По прошествии нескольких дней после разговора с Рабутиным у Долгоруковой Волконская отправилась к великой княжне Наталье Алексеевне, бывшей в то время как бы в загоне. Нареченная ее бабушка, императрица Екатерина Алексеевна, с которою она жила вместе во дворце, оказывала ей родственное внимание лишь настолько, чтобы не возбудить между русскими и иностранцами говора о нелюбви ее к родной внучке своего покойного мужа. Великая княжна была предоставлена как бы себе самой и росла под главным надзором пожилой француженки, госпожи Каро, к которой она не чувствовала особой привязанности. С своей стороны, Каро не столько занималась развитием своей питомицы, сколько следила за теми, кто бывал у великой княжны, и хотя она плохо понимала по-русски, но тем не менее сообщала в качестве соглядательницы обо всем, что говорилось в комнатах Натальи Алексеевны. Для беседы Волконской с нею нужно было на некоторое время отвлечь воспитательницу, а потому Долгорукова условилась с Волконской, что придет навестить госпожу Каро в то время, когда Волконская будет у великой княжны, и тем даст своей сообщнице возможность побеседовать наедине с молодой девушкой.

С первого взгляда на эту девушку можно было заметить, что она в физическом отношении пошла в своего деда, а не в хилого своего отца. Она была высока ростом и развивалась не по летам. По уму и по способности она также выдалась в деда и отличалась рассудительностью, пытливостью и большою любознательностью. Своею же кроткою наружностью и ровностью характера она напоминала свою рано скончавшуюся мать. Томное выражение ее голубых глаз и светлые локоны как бы свидетельствовали об ее германском происхождении по матери. Несмотря на ее чрезвычайную доброту, обходительность и кротость, она, где это было нужно, оказывала твердость и решительность и во всех отношениях далеко опережала своего брата, который был моложе ее только годом и тремя месяцами.

Наталья Алексеевна встретила Волконскую самым приветливым образом и видимо обрадовалась ее неожиданному приезду. Ей хотелось, как говорится, отвести с кем-нибудь душу.

«Хотя ты еще очень молода и простодушна, как ребенок, но в тебе есть задатки, из которых можно сделать многое, нам очень пригодное», – мелькало в голове княгини Аграфены, или Агриппины, Петровны при взгляде на внучку Петра Великого.
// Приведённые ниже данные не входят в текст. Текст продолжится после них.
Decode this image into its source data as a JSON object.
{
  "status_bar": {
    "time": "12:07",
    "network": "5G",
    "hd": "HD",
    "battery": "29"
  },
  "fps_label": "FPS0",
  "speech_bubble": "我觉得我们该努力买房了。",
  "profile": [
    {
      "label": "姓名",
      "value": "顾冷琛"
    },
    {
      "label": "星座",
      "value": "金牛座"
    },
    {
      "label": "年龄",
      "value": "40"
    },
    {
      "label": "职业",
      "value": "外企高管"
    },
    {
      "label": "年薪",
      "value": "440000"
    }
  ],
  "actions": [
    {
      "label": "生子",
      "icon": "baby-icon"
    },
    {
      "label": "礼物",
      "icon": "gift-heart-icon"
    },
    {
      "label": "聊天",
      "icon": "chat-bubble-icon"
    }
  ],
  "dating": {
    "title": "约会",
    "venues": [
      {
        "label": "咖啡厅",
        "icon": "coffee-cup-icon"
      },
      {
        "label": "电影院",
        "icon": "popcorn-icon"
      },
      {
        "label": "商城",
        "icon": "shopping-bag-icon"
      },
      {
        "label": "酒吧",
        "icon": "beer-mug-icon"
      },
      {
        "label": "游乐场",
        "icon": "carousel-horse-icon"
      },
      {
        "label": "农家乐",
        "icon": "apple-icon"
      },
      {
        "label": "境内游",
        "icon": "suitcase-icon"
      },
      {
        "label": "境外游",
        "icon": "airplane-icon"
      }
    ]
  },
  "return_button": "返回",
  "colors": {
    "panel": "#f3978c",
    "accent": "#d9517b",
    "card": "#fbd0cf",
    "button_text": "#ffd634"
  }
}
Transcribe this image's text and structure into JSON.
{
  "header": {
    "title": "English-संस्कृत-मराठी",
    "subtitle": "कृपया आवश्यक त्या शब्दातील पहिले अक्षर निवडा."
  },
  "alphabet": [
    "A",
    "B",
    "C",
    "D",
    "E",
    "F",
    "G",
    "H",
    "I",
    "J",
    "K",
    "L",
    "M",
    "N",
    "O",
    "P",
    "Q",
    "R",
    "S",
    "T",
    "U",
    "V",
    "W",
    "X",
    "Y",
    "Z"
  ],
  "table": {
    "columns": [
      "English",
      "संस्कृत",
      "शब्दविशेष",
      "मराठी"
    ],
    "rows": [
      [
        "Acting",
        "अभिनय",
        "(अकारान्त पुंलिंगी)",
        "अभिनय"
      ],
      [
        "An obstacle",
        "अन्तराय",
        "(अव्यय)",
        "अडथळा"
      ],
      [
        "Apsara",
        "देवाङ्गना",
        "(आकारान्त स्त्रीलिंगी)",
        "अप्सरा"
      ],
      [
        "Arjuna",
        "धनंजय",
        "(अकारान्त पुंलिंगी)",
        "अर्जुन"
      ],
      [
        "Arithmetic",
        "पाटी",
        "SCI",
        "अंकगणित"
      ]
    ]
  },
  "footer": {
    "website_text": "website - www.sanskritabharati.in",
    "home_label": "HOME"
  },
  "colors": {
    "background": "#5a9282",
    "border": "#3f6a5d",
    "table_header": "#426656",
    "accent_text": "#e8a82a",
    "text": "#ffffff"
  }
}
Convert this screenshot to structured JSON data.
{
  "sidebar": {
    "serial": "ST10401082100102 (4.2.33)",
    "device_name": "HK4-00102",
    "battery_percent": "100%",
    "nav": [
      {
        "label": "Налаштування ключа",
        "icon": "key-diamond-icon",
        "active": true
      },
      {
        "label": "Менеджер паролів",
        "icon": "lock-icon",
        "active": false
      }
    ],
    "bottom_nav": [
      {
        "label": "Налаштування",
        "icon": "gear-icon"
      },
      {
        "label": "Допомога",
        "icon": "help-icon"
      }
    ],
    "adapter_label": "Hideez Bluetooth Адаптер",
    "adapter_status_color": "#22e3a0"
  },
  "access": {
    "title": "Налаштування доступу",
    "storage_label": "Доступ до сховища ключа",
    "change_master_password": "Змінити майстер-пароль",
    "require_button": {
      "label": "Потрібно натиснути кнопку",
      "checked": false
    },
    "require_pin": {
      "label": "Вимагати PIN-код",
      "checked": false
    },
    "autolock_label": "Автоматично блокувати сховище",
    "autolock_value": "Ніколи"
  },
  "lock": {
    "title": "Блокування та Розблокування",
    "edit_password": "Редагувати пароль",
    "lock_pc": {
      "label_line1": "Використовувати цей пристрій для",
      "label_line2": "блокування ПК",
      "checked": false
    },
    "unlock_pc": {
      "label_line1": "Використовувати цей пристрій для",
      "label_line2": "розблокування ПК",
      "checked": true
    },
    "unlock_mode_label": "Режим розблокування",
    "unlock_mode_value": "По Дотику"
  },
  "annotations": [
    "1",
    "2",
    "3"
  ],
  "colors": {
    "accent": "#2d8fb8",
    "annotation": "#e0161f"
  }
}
Вошедшая княгиня сперва подобострастно поцеловала ручку великой княжны, а потом расцеловала ее как родную.

– Приехала я навестить ваше высочество и наведаться, не могу ли я чем служить особе вашей, – сказала княгиня.

– Спасибо тебе, княгинюшка, что вздумала проведать меня. Я всегда рада видеть тебя. Садись, пожалуйста.

И Наталья Алексеевна принялась усаживать гостью в кресло, а сама села около нее на придвинутую табуретку.

– Здорова ли ты, дорогая моя? Что поделываешь? Имеешь ли весточки от братца твоего, Алексея Петровича? Что он хорошего пишет? – расспрашивала Наталья Алексеевна.

– Поручил он вашему высочеству кланяться в ножки, – отвечала княгиня, приподнимаясь с кресел и как бы желая исполнить в точности поручение ее брата.

– Никак, ты и в самом деле хочешь кланяться мне в ноги! – рассмеявшись, вскрикнула Наталья Алексеевна. – А я так тебе и привстать с кресел не дам. – И с детской резвостью она положила свои руки на плечи княгини. – А ведь я сильнее тебя буду…

– Точно что будете куда сильнее меня, – уступчиво проговорила Аграфена Петровна. – Только вам и силы против меня употреблять не нужно. Скажите лишь слово, так я всякое ваше приказание исполню. Вот и теперь я сижу не трогаясь, а куда как хотелось бы мне поклониться вам в ножки не только от братца, но и от себя самой, да вы запретили и мне, и другим это делать.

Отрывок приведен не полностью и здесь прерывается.